[D] How do you change your metaparameters when scaling to multiple G(T)PUs?
Recently I’ve been scaling my work to larger models and datasets and am finally at a point where distributed training on multiple GPUs is required. I’ve found TensorFlow 2’s
distribute library and the
tf.distribute.MirroredStrategy [1,2] a really easy way to do synchronous distributed training on multiple GPUs on one machine. Are there general heuristics to how one should change their metaparameters as one scales from a single gpu solution to distributed gpu training?
The TensorFlow guides touch on this briefly:
In both cases (dataset or numpy), each batch of the given input is divided equally among the multiple replicas. […] Typically, you would want to increase your batch size as you add more accelerators so as to make effective use of the extra computing power. You will also need to re-tune your learning rate, depending on the model.

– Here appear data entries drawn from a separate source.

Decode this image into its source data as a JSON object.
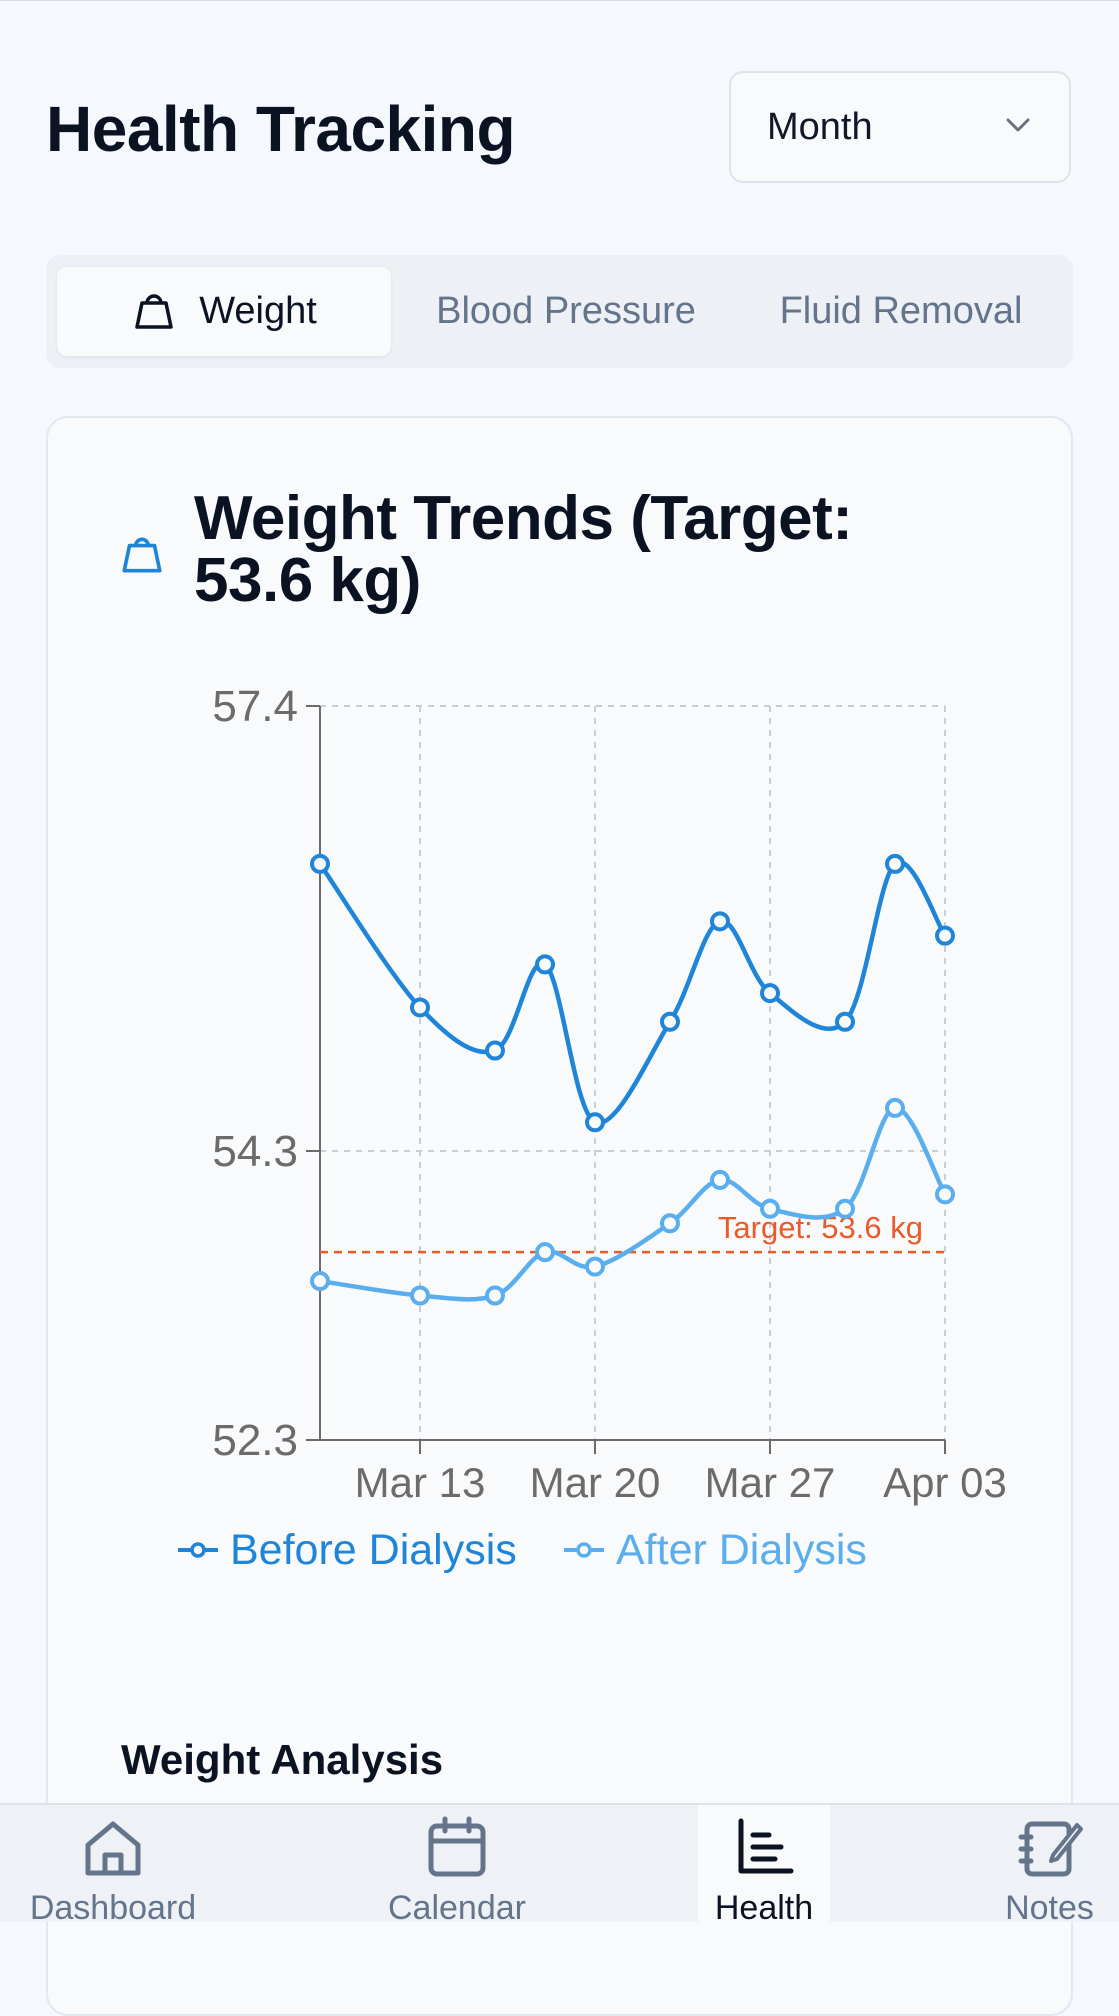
{
  "header": {
    "title": "Health Tracking"
  },
  "range_select": {
    "value": "Month"
  },
  "tabs": [
    {
      "label": "Weight",
      "active": true
    },
    {
      "label": "Blood Pressure",
      "active": false
    },
    {
      "label": "Fluid Removal",
      "active": false
    }
  ],
  "card": {
    "title": "Weight Trends (Target: 53.6 kg)"
  },
  "section": {
    "title": "Weight Analysis"
  },
  "nav": [
    {
      "label": "Dashboard",
      "icon": "home-icon"
    },
    {
      "label": "Calendar",
      "icon": "calendar-icon"
    },
    {
      "label": "Health",
      "icon": "bar-chart-icon",
      "active": true
    },
    {
      "label": "Notes",
      "icon": "notes-icon"
    }
  ],
  "colors": {
    "before": "#1f85d8",
    "after": "#5aaeee",
    "target": "#ea5a2a"
  },
  "chart_data": {
    "type": "line",
    "x": [
      "2024-03-09",
      "2024-03-13",
      "2024-03-16",
      "2024-03-18",
      "2024-03-20",
      "2024-03-23",
      "2024-03-25",
      "2024-03-27",
      "2024-03-30",
      "2024-04-01",
      "2024-04-03"
    ],
    "xticks": [
      "Mar 13",
      "Mar 20",
      "Mar 27",
      "Apr 03"
    ],
    "yticks": [
      "52.3",
      "54.3",
      "57.4"
    ],
    "ylim": [
      52.3,
      57.4
    ],
    "grid": true,
    "legend": "bottom",
    "series": [
      {
        "name": "Before Dialysis",
        "values": [
          56.3,
          55.3,
          55.0,
          55.6,
          54.5,
          55.2,
          55.9,
          55.4,
          55.2,
          56.3,
          55.8
        ]
      },
      {
        "name": "After Dialysis",
        "values": [
          53.4,
          53.3,
          53.3,
          53.6,
          53.5,
          53.8,
          54.1,
          53.9,
          53.9,
          54.6,
          54.0
        ]
      }
    ],
    "target": {
      "value": 53.6,
      "label": "Target: 53.6 kg"
    }
  }
}
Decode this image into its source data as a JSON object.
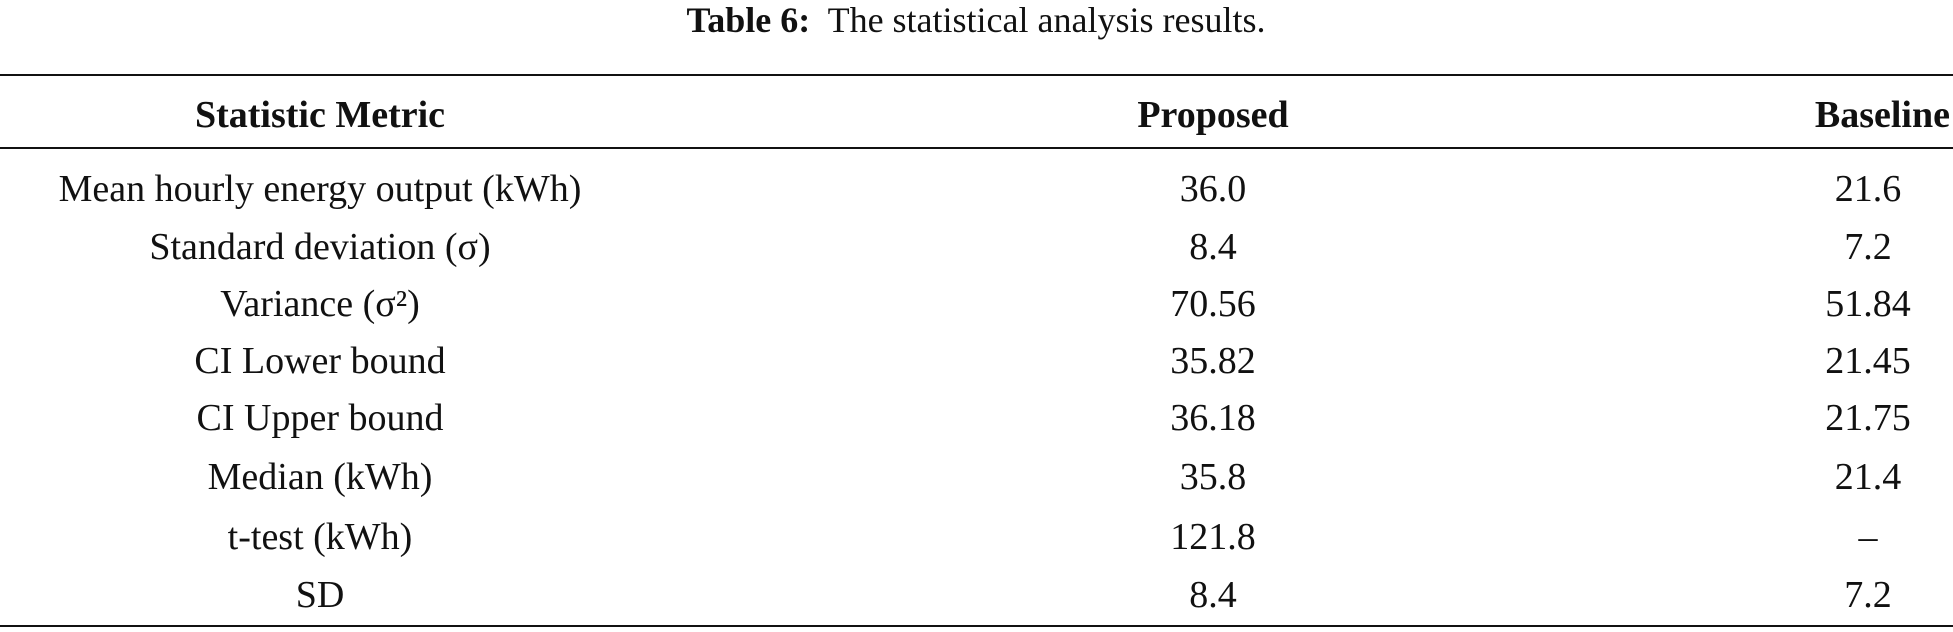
{
  "caption": {
    "label": "Table 6:",
    "text": "The statistical analysis results."
  },
  "table": {
    "headers": [
      "Statistic Metric",
      "Proposed",
      "Baseline"
    ],
    "rows": [
      [
        "Mean hourly energy output (kWh)",
        "36.0",
        "21.6"
      ],
      [
        "Standard deviation (σ)",
        "8.4",
        "7.2"
      ],
      [
        "Variance (σ²)",
        "70.56",
        "51.84"
      ],
      [
        "CI Lower bound",
        "35.82",
        "21.45"
      ],
      [
        "CI Upper bound",
        "36.18",
        "21.75"
      ],
      [
        "Median (kWh)",
        "35.8",
        "21.4"
      ],
      [
        "t-test (kWh)",
        "121.8",
        "–"
      ],
      [
        "SD",
        "8.4",
        "7.2"
      ]
    ]
  }
}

For example, I trained DenseNet-BC (k=12, d=100) on a single GPU with a batch size of 64 and stepwise learning rate annealing from 0.1 -> 0.001 -> 0.0001. Though the training curves look quite different when scaling to multiple GPUs, I’ve gotten essentially the same test loss and accuracy using the same learning rate scheme and an epoch-level batch size of 64*num_gpus (with very nice time-to-completion gains: ~8 hours on 1 gpu -> ~4 hours on 4 gpus).
 by Shallue et al shows that there is a universal relationship between batch size and training time, but also that this relationship varies great across dataset, neural network architecture, optimizer, and workloads. In practice, it seems like one might not have the compute to always perfectly optimize for the given task across learning rates, optimizers, and batch sizes. Are there general rules of thumb that have worked nicely for you in practice?
“If one could predict which workloads benefit most from data parallel training, then one could tailor their workloads to make maximal use of the available hardware. However, our results suggest that this will often not be straightforward, because the maximum useful batch size depends, at least somewhat, on every aspect of the workload: the neural network architecture, the dataset, and the optimizer.”